La proximité avant tout
« On veut créer les boucles les plus circulaires et les plus locales possibles. Cela ne nous intéresse pas de prendre des jouets à Versailles et de les emmener dans le nord ou dans le sud de la France. L’idée c’est d’avoir un atelier de reconditionnement proche des lieux de collecte. Donc dès qu’il y a un lieu de reconditionnement, c’est bien de convaincre les gens autour que c’est intéressant de déposer leurs jouets », précise Jacques Grimont.

La commercialisation des jeux et jouets reconditionnés 
Une fois que les jeux ont été reconditionnés, nettoyés, ils sont proposés à la vente. Aux particuliers bien sûr, ce sont d’ailleurs eux les principaux acheteurs pour l’heure, mais aussi aux professionnels de la petite enfance. « Cela permet aux structures d’acheter des jouets à moindre prix donc elles peuvent utiliser une partie de leur budget jouets à d’autres choses ou en acquérir plus », indique Jacques Grimont. Et continue « Mais aussi de répondre à l’obligation (ndlr : décret (n°2021-254) relatif à l'économie circulaire) pour les collectivités publiques d'avoir 20% de jeux/jouets issus du réemploi ou de la réutilisation ou intégrant des matières recyclées. » Les jouets peuvent être achetés en ligne sur la plateforme solidaire Label Emmaüs (Yoti verse une commission de 10% du montant HT des ventes à Emmaüs) et sur le site www.yoti-shop.fr ou directement chez Yoti, à Houilles, pour les professionnels de la petite enfance. A noter, qu’ils bénéficient d’un tarif spécial. Françoise Fabrer a d’ailleurs prévu de se rendre à Houilles pour aller découvrir les jouets car tous ne sont pas sur les sites internet. « Il faut voir ce qu’ils ont comme jeux et jouets, mais il y en a sûrement certains qui pourront convenir à nos crèches. Il vaut mieux acheter du reconditionné que du neuf, dans le cadre du développement durable », estime l’élue petite enfance de Montesson. 

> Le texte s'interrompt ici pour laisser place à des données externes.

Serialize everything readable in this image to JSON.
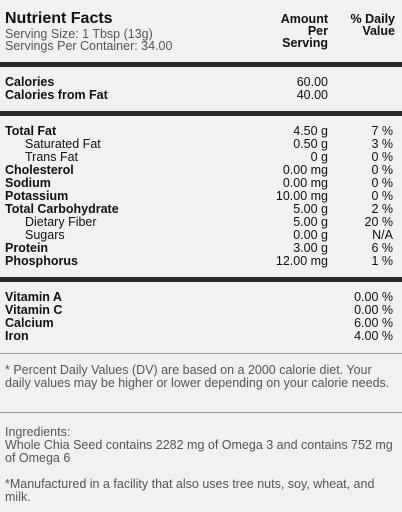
{
  "header": {
    "title": "Nutrient Facts",
    "serving_size": "Serving Size: 1 Tbsp (13g)",
    "servings_per_container": "Servings Per Container: 34.00",
    "amount_heading": "Amount Per Serving",
    "dv_heading": "% Daily Value"
  },
  "calories": [
    {
      "name": "Calories",
      "amount": "60.00"
    },
    {
      "name": "Calories from Fat",
      "amount": "40.00"
    }
  ],
  "nutrients": [
    {
      "name": "Total Fat",
      "amount": "4.50 g",
      "dv": "7 %",
      "sub": [
        {
          "name": "Saturated Fat",
          "amount": "0.50 g",
          "dv": "3 %"
        },
        {
          "name": "Trans Fat",
          "amount": "0 g",
          "dv": "0 %"
        }
      ]
    },
    {
      "name": "Cholesterol",
      "amount": "0.00 mg",
      "dv": "0 %"
    },
    {
      "name": "Sodium",
      "amount": "0.00 mg",
      "dv": "0 %"
    },
    {
      "name": "Potassium",
      "amount": "10.00 mg",
      "dv": "0 %"
    },
    {
      "name": "Total Carbohydrate",
      "amount": "5.00 g",
      "dv": "2 %",
      "sub": [
        {
          "name": "Dietary Fiber",
          "amount": "5.00 g",
          "dv": "20 %"
        },
        {
          "name": "Sugars",
          "amount": "0.00 g",
          "dv": "N/A"
        }
      ]
    },
    {
      "name": "Protein",
      "amount": "3.00 g",
      "dv": "6 %"
    },
    {
      "name": "Phosphorus",
      "amount": "12.00 mg",
      "dv": "1 %"
    }
  ],
  "vitamins": [
    {
      "name": "Vitamin A",
      "dv": "0.00 %"
    },
    {
      "name": "Vitamin C",
      "dv": "0.00 %"
    },
    {
      "name": "Calcium",
      "dv": "6.00 %"
    },
    {
      "name": "Iron",
      "dv": "4.00 %"
    }
  ],
  "footnote": "* Percent Daily Values (DV) are based on a 2000 calorie diet. Your daily values may be higher or lower depending on your calorie needs.",
  "ingredients": {
    "heading": "Ingredients:",
    "text": "Whole Chia Seed contains 2282 mg of Omega 3 and contains 752 mg of Omega 6"
  },
  "allergen_note": "*Manufactured in a facility that also uses tree nuts, soy, wheat, and milk."
}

Un partenariat qui fait sens
Yoti et HABA se sont retrouvés autour de valeurs communes, la dynamique d’économie circulaire dans le jouet notamment, et ont mis en place un partenariat pour la fin d’année. « A partir de Noël, nous allons mener une action de communication commune à la fois pour faire connaître Yoti et les engagements d’HABA dans l’économie circulaire. Dans le cadre d’une opération promotionnelle, chaque fois qu’HABA vendra deux jeux, il financera le reconditionnement d’un jeu ou d’un jouet », s’enthousiasme Jacques Grimont. Par ailleurs, dans le cadre de ce partenariat, HABA fournit les pièces manquantes de ses jeux et jouets reconditionnés dans l’atelier de la maison d’arrêt de Bois d’Arcy.